Tonight we will bring out the purple box. We will pull out the tiny hospital blanket and tell our other two boys about their brother. Honestly, I’m not sure how it will go. The boys are young, and sometimes they have questions. But the reality is that they may also be counting down the minutes until they can get back to LEGOs. However, bringing out the purple box is important for us to remember and talk not only about Carter and but also about God’s all-knowing love for us in all circumstances.

It’s hard to believe four years have passed since February 2, 2011. In many ways, we’re still trying to figure out our new normal, how to live life after loss. But we hope that frosted cupcakes, potatoes with a bit too much butter, and the purple box help us remember and take refuge once again in One who is greater.

“Trust in Him at all times, you people; pour out your hearts to him, for God is our refuge.”

– Psalm 62:8 (NIV) –

9 comments on “Cupcakes, Baked Potatoes, & The Purple Box”

  1. Jeanie Stelle says:

    Dear Ben, Sarah, Cohen and Trace,
    I am thinking of you all and wishing you a peaceful and happy day.
    I love your plans to remember and celebrate Carter.
    God bless you all.
    Sending my Love, Jeanie

    1. Jeanie! So good to hear from you. 🙂 Thank you for your kind words. Hope you’re staying warm in all that Indiana snow I hear y’all have today!

  2. Lisa says:

    Praying for extra grace and comfort for you all today.

    1. Thanks, Lisa. Much appreciated!

  3. Jeff and Christine Stanfield says:

    Thank you for sharing your celebration plans. Praying the “withness” of Emmanuel with give strength, grace and reminders of holiness as you bake, frost, butter, eat, laugh, mourn, share from the purple box and perhaps build with Legos. We celebrate Carter’s life, his story, his famil and His Creator with joy today. Hugs to you all!!

    1. Thank you! It brings us so much joy to be surrounded by the Church. Thank you for reaching out.

  4. Alora Janas says:

    Thank you for your graciousness in sharing your family’s story with us, Sarah. It’s beautiful, breaking, and moving, and it inspires those who read it to find hope and celebration in our own hard places.

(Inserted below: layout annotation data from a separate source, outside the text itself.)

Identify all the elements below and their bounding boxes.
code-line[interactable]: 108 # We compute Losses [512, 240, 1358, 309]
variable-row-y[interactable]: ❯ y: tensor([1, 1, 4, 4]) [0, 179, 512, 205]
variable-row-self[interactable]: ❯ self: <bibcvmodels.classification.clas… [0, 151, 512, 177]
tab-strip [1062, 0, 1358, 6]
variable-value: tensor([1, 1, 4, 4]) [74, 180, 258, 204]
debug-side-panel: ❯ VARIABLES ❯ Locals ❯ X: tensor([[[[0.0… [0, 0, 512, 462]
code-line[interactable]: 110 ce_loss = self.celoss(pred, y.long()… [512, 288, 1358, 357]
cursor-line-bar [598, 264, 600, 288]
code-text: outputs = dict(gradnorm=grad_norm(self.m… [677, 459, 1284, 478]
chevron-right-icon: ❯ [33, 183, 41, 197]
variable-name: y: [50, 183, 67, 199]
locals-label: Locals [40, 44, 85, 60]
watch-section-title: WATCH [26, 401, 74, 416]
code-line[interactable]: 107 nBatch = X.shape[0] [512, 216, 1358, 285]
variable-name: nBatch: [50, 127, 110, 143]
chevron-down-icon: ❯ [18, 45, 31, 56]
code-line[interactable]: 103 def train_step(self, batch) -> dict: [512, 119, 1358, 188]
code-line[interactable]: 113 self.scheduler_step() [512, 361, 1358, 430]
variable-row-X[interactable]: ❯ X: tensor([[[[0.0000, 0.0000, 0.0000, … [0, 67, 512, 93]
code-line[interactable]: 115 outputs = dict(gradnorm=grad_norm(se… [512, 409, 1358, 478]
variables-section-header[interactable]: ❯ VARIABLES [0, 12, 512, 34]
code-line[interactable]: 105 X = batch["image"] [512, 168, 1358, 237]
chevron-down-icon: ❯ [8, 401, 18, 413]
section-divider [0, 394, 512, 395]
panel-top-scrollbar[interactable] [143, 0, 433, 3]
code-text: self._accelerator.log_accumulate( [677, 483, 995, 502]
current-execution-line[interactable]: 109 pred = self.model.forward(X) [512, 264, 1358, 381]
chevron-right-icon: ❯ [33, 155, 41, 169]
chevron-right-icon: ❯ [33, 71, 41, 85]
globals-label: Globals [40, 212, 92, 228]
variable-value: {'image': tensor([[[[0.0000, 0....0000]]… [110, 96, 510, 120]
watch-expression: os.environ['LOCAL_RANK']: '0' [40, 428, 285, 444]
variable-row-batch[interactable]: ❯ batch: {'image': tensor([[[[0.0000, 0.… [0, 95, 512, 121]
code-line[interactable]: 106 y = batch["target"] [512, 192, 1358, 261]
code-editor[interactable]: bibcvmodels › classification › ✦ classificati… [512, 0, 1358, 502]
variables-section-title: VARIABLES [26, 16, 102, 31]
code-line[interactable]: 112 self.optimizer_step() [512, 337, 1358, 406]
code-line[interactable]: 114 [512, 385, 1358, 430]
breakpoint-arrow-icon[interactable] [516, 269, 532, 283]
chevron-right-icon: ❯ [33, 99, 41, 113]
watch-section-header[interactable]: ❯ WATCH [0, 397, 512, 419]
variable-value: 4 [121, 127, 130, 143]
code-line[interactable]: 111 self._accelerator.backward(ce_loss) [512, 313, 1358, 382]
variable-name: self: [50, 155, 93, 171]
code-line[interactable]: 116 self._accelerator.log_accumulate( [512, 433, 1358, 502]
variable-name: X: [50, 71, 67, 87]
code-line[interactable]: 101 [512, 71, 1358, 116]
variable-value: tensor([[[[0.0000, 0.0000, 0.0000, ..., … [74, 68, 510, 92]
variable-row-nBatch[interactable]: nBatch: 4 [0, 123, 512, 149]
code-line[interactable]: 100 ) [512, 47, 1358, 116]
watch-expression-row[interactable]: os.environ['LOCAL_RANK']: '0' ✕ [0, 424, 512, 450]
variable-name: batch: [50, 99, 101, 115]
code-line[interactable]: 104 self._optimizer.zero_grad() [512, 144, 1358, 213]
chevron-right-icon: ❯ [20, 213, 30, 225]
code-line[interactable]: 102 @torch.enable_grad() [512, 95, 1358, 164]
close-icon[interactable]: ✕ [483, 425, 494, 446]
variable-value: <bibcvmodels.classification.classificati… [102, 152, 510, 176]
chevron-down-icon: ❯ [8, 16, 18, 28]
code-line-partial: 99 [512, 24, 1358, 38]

God bless you and your family. Happy birthday, Carter.
    ~ Alora

  5. David Drury says:

    thanks for this post, sarah…
    brings back a lot of memories.

    grateful for your continued rich writing and the way you are teaching others about life, grief, and family in the middle of the long journey.

    -Dave

    1. Thanks so much, Dave! For your words and for being a part of Carter’s story.